September 14, 2014
by Fr. Ron Calhoun
FEAST OF THE TRIUMPH OF THE HOLY CROSS
SEPTEMBER 13/14, 2014
Today as we celebrate this feast of the triumph of the Holy Cross, one thing is for sure: images of the cross are everywhere you look. Obviously they are all over our church, from the cross above the tabernacle and the processional cross, to the many smaller crosses on everything from windows and doors and even benches. But the cross is also found on chains around peoples’ necks, dangling from ear lobes and in coat lapels. They are so commonplace that it is easy to forget the power and significance of the cross.
And when we talk about people having a cross in life, it’s not a wooden image or a piece of jewelry, but something that has come their way that is burdensome and difficult to carry. Of course that is the original meaning of the cross.

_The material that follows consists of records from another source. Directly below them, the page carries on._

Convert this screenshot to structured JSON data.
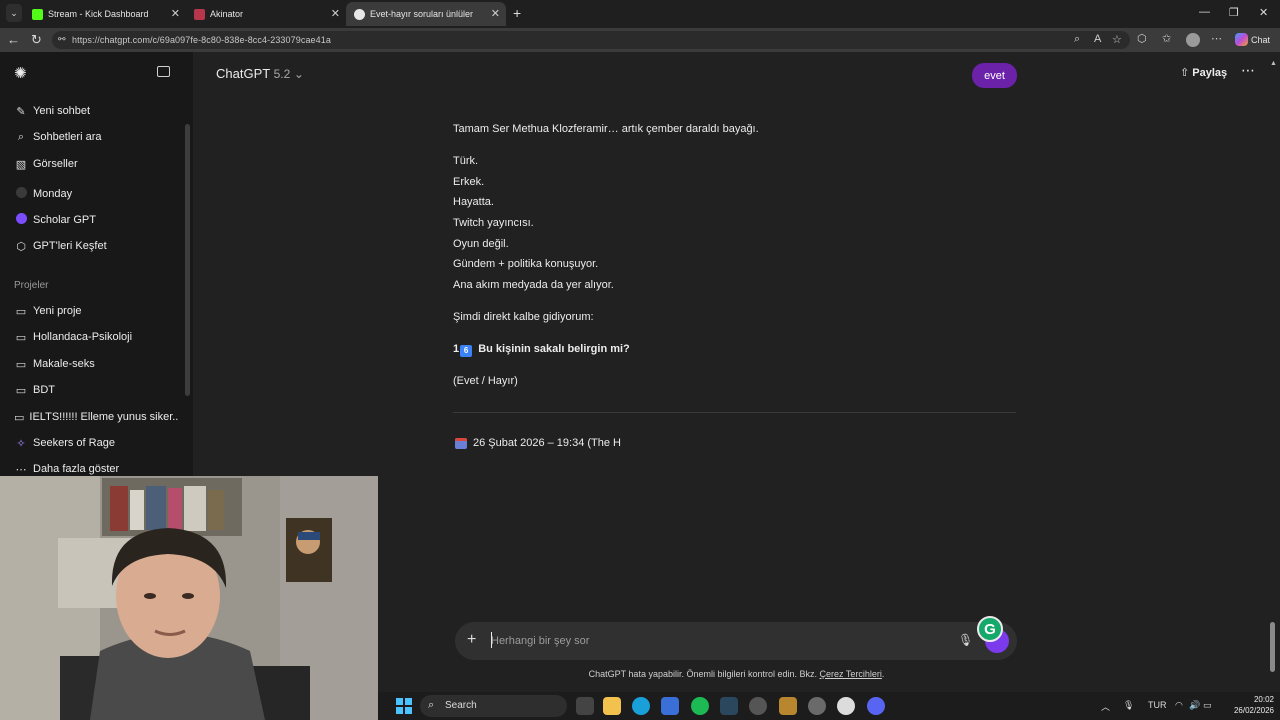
{
  "browser": {
    "tabs": [
      {
        "title": "Stream - Kick Dashboard",
        "active": false
      },
      {
        "title": "Akinator",
        "active": false
      },
      {
        "title": "Evet-hayır soruları ünlüler",
        "active": true
      }
    ],
    "url": "https://chatgpt.com/c/69a097fe-8c80-838e-8cc4-233079cae41a",
    "profile_label": "Chat"
  },
  "sidebar": {
    "top_items": [
      {
        "label": "Yeni sohbet",
        "icon": "edit-icon"
      },
      {
        "label": "Sohbetleri ara",
        "icon": "search-icon"
      },
      {
        "label": "Görseller",
        "icon": "image-icon"
      },
      {
        "label": "Monday",
        "icon": "monday-gpt-icon"
      },
      {
        "label": "Scholar GPT",
        "icon": "scholar-gpt-icon"
      },
      {
        "label": "GPT'leri Keşfet",
        "icon": "cube-icon"
      }
    ],
    "projects_label": "Projeler",
    "projects": [
      {
        "label": "Yeni proje",
        "icon": "new-folder-icon"
      },
      {
        "label": "Hollandaca-Psikoloji",
        "icon": "folder-icon"
      },
      {
        "label": "Makale-seks",
        "icon": "folder-icon"
      },
      {
        "label": "BDT",
        "icon": "folder-icon"
      },
      {
        "label": "IELTS!!!!!! Elleme yunus siker...",
        "icon": "folder-icon"
      },
      {
        "label": "Seekers of Rage",
        "icon": "sparkle-icon"
      },
      {
        "label": "Daha fazla göster",
        "icon": "ellipsis-icon"
      }
    ]
  },
  "header": {
    "model_name": "ChatGPT",
    "model_version": "5.2",
    "share_label": "Paylaş"
  },
  "conversation": {
    "user_bubble": "evet",
    "assistant_lines": [
      "Tamam Ser Methua Klozferamir… artık çember daraldı bayağı.",
      "Türk.",
      "Erkek.",
      "Hayatta.",
      "Twitch yayıncısı.",
      "Oyun değil.",
      "Gündem + politika konuşuyor.",
      "Ana akım medyada da yer alıyor.",
      "Şimdi direkt kalbe gidiyorum:"
    ],
    "question_prefix": "1",
    "question_badge": "6",
    "question_text": "Bu kişinin sakalı belirgin mi?",
    "options_text": "(Evet / Hayır)",
    "date_text": "26 Şubat 2026 – 19:34 (The H"
  },
  "composer": {
    "placeholder": "Herhangi bir şey sor",
    "grammarly_letter": "G"
  },
  "disclaimer": {
    "text": "ChatGPT hata yapabilir. Önemli bilgileri kontrol edin. Bkz.",
    "link": "Çerez Tercihleri",
    "end": "."
  },
  "taskbar": {
    "search_label": "Search",
    "language": "TUR",
    "time": "20:02",
    "date": "26/02/2026"
  },
  "colors": {
    "accent_purple": "#6b21a8",
    "background": "#212121",
    "sidebar_bg": "#181818"
  }
}
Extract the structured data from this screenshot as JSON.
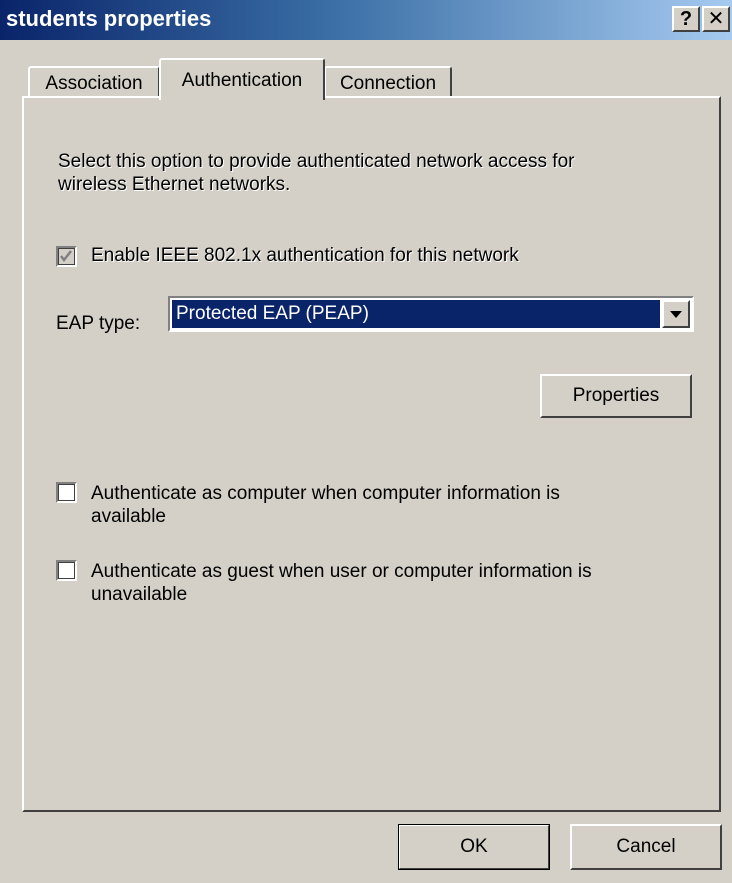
{
  "window": {
    "title": "students properties",
    "help_button": "?",
    "close_button": "✕"
  },
  "tabs": [
    {
      "label": "Association",
      "selected": false
    },
    {
      "label": "Authentication",
      "selected": true
    },
    {
      "label": "Connection",
      "selected": false
    }
  ],
  "authentication": {
    "description": "Select this option to provide authenticated network access for wireless Ethernet networks.",
    "description_line1": "Select this option to provide authenticated network access for",
    "description_line2": "wireless Ethernet networks.",
    "enable_8021x": {
      "label": "Enable IEEE 802.1x authentication for this network",
      "checked": true,
      "enabled": false
    },
    "eap_type_label": "EAP type:",
    "eap_type_value": "Protected EAP (PEAP)",
    "properties_button": "Properties",
    "auth_as_computer": {
      "line1": "Authenticate as computer when computer information is",
      "line2": "available",
      "checked": false
    },
    "auth_as_guest": {
      "line1": "Authenticate as guest when user or computer information is",
      "line2": "unavailable",
      "checked": false
    }
  },
  "footer": {
    "ok_label": "OK",
    "cancel_label": "Cancel"
  },
  "colors": {
    "titlebar_start": "#0a246a",
    "titlebar_end": "#a6caf0",
    "dialog_face": "#d4d0c8",
    "selection": "#0a246a",
    "disabled_text": "#8c8a84"
  }
}
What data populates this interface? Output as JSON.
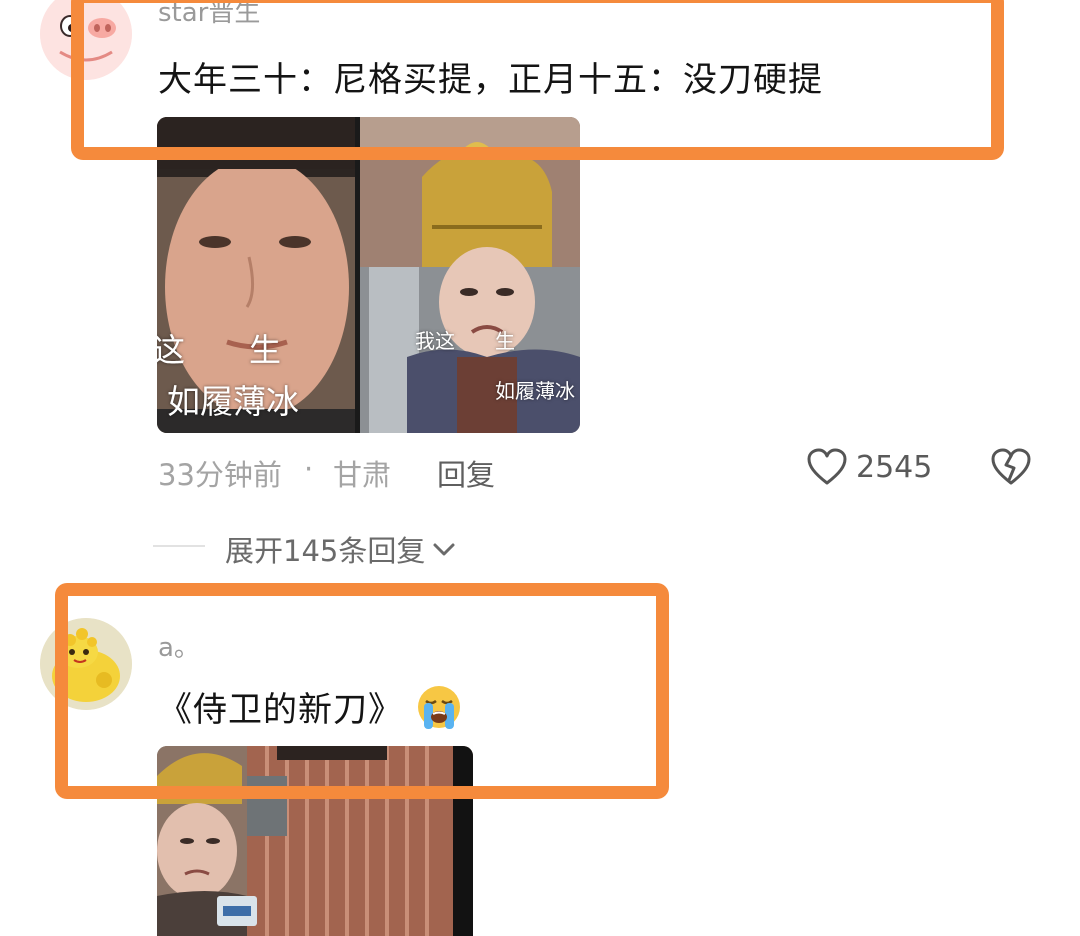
{
  "comments": [
    {
      "username": "star晋生",
      "text": "大年三十：尼格买提，正月十五：没刀硬提",
      "image": {
        "left_caption_line1": "这　　生",
        "left_caption_line2": "如履薄冰",
        "right_caption_line1": "我这　　生",
        "right_caption_line2": "如履薄冰"
      },
      "time": "33分钟前",
      "separator": "·",
      "region": "甘肃",
      "reply_label": "回复",
      "like_count": "2545"
    },
    {
      "username": "a。",
      "text": "《侍卫的新刀》",
      "emoji": "loudly-crying-face"
    }
  ],
  "expand_replies_label": "展开145条回复",
  "colors": {
    "highlight": "#f58a3c",
    "text_primary": "#141414",
    "text_secondary": "#a4a4a4"
  }
}
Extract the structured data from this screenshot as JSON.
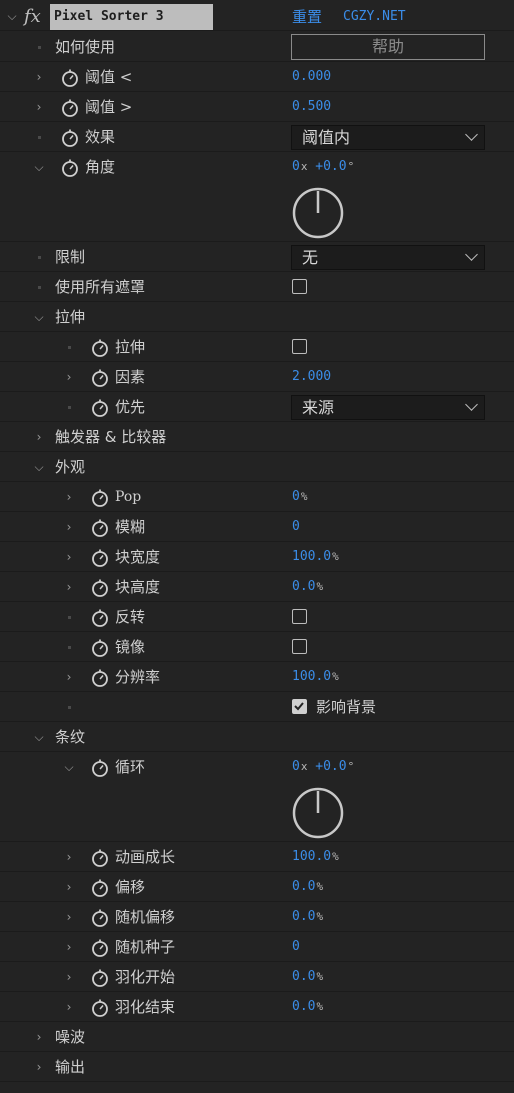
{
  "header": {
    "fx_label": "fx",
    "effect_name": "Pixel Sorter 3",
    "reset_label": "重置",
    "brand_link": "CGZY.NET"
  },
  "how_to": {
    "label": "如何使用",
    "help_button": "帮助"
  },
  "threshold_low": {
    "label": "阈值 <",
    "value": "0.000"
  },
  "threshold_high": {
    "label": "阈值 >",
    "value": "0.500"
  },
  "effect": {
    "label": "效果",
    "selected": "阈值内"
  },
  "angle": {
    "label": "角度",
    "revolutions": "0",
    "rev_unit": "x",
    "degrees": "+0.0",
    "deg_unit": "°"
  },
  "limit": {
    "label": "限制",
    "selected": "无"
  },
  "use_all_masks": {
    "label": "使用所有遮罩",
    "checked": false
  },
  "stretch_group": {
    "label": "拉伸",
    "stretch": {
      "label": "拉伸",
      "checked": false
    },
    "factor": {
      "label": "因素",
      "value": "2.000"
    },
    "priority": {
      "label": "优先",
      "selected": "来源"
    }
  },
  "triggers": {
    "label": "触发器 & 比较器"
  },
  "appearance": {
    "label": "外观",
    "pop": {
      "label": "Pop",
      "value": "0",
      "unit": "%"
    },
    "blur": {
      "label": "模糊",
      "value": "0"
    },
    "block_width": {
      "label": "块宽度",
      "value": "100.0",
      "unit": "%"
    },
    "block_height": {
      "label": "块高度",
      "value": "0.0",
      "unit": "%"
    },
    "invert": {
      "label": "反转",
      "checked": false
    },
    "mirror": {
      "label": "镜像",
      "checked": false
    },
    "resolution": {
      "label": "分辨率",
      "value": "100.0",
      "unit": "%"
    },
    "affect_background": {
      "label": "影响背景",
      "checked": true
    }
  },
  "stripes": {
    "label": "条纹",
    "loop": {
      "label": "循环",
      "revolutions": "0",
      "rev_unit": "x",
      "degrees": "+0.0",
      "deg_unit": "°"
    },
    "anim_growth": {
      "label": "动画成长",
      "value": "100.0",
      "unit": "%"
    },
    "offset": {
      "label": "偏移",
      "value": "0.0",
      "unit": "%"
    },
    "random_offset": {
      "label": "随机偏移",
      "value": "0.0",
      "unit": "%"
    },
    "random_seed": {
      "label": "随机种子",
      "value": "0"
    },
    "feather_start": {
      "label": "羽化开始",
      "value": "0.0",
      "unit": "%"
    },
    "feather_end": {
      "label": "羽化结束",
      "value": "0.0",
      "unit": "%"
    }
  },
  "noise": {
    "label": "噪波"
  },
  "output": {
    "label": "输出"
  },
  "colors": {
    "accent": "#3b8de8",
    "bg": "#232323",
    "header_bg": "#3c3c3c"
  }
}
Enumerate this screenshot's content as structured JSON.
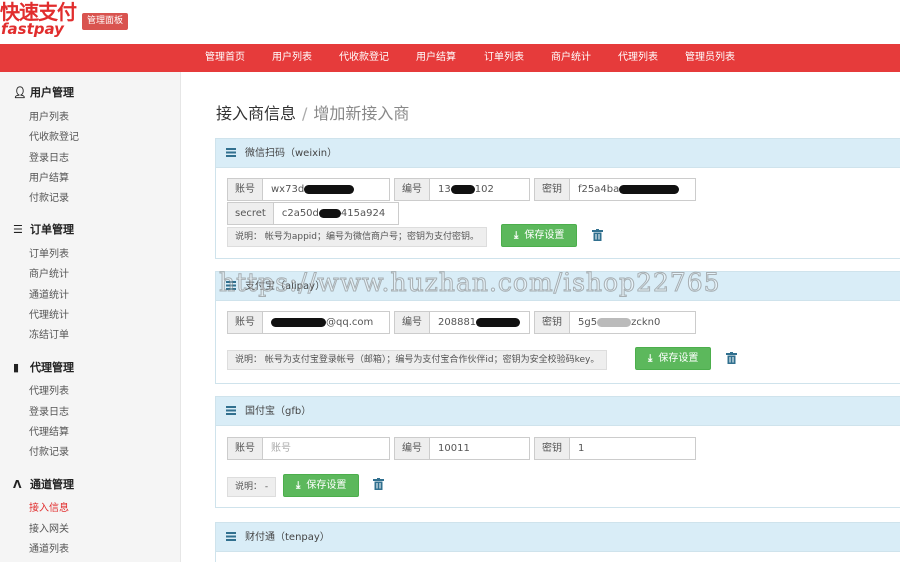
{
  "brand": {
    "name_cn": "快速支付",
    "name_en": "fastpay",
    "badge": "管理面板"
  },
  "topnav": [
    "管理首页",
    "用户列表",
    "代收款登记",
    "用户结算",
    "订单列表",
    "商户统计",
    "代理列表",
    "管理员列表"
  ],
  "sidebar": {
    "groups": [
      {
        "title": "用户管理",
        "icon": "user-icon",
        "items": [
          "用户列表",
          "代收款登记",
          "登录日志",
          "用户结算",
          "付款记录"
        ]
      },
      {
        "title": "订单管理",
        "icon": "list-icon",
        "items": [
          "订单列表",
          "商户统计",
          "通道统计",
          "代理统计",
          "冻结订单"
        ]
      },
      {
        "title": "代理管理",
        "icon": "file-icon",
        "items": [
          "代理列表",
          "登录日志",
          "代理结算",
          "付款记录"
        ]
      },
      {
        "title": "通道管理",
        "icon": "road-icon",
        "items": [
          "接入信息",
          "接入网关",
          "通道列表"
        ]
      }
    ],
    "active_item": "接入信息"
  },
  "breadcrumb": {
    "title": "接入商信息",
    "separator": "/",
    "subtitle": "增加新接入商"
  },
  "panels": {
    "weixin": {
      "title": "微信扫码（weixin）",
      "account_label": "账号",
      "account_value": "wx73d",
      "id_label": "编号",
      "id_value_a": "13",
      "id_value_b": "102",
      "key_label": "密钥",
      "key_value": "f25a4ba",
      "secret_label": "secret",
      "secret_value_a": "c2a50d",
      "secret_value_b": "415a924",
      "note": "说明：  帐号为appid；编号为微信商户号；密钥为支付密钥。",
      "save": "保存设置"
    },
    "alipay": {
      "title": "支付宝（alipay）",
      "account_label": "账号",
      "account_value": "@qq.com",
      "id_label": "编号",
      "id_value": "208881",
      "key_label": "密钥",
      "key_value": "5g5",
      "key_value_b": "zckn0",
      "note": "说明：  帐号为支付宝登录帐号（邮箱）；编号为支付宝合作伙伴id；密钥为安全校验码key。",
      "save": "保存设置"
    },
    "gfb": {
      "title": "国付宝（gfb）",
      "account_label": "账号",
      "account_placeholder": "账号",
      "id_label": "编号",
      "id_value": "10011",
      "key_label": "密钥",
      "key_value": "1",
      "note": "说明：  -",
      "save": "保存设置"
    },
    "tenpay": {
      "title": "财付通（tenpay）"
    }
  },
  "watermark": "https://www.huzhan.com/ishop22765"
}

But interestingly enough today’s feast focuses not on the heavy weight of the cross, but on its triumph. And both the first reading and Gospel bear that out.
In the reading from the Book of Numbers, the people in the desert are suffering from the venom of serpents and many of them died. Moses is instructed to mount a serpent on a pole and raise it above the people. Anyone bitten who gazes upon the raised serpent will be saved from death.
This clearly is a prefiguring of Jesus on the cross. Those who gaze upon the crucified Christ and believe are likewise saved from death and will have eternal life. Jesus carried that cross on the one hand to gain salvation for us; but on the other hand to let us know that in His compassion, He took on the burden of that heavy weight so that we know that He understands the crosses we all bear in life.
It is good and important that we have so many images of the cross, not to take it for granted but to be reminded of the depth of love and compassion God has for us; that God so loved the world that HE gave his only begotten Son so that everyone who gazes upon Him and believes might not perish but might have eternal life.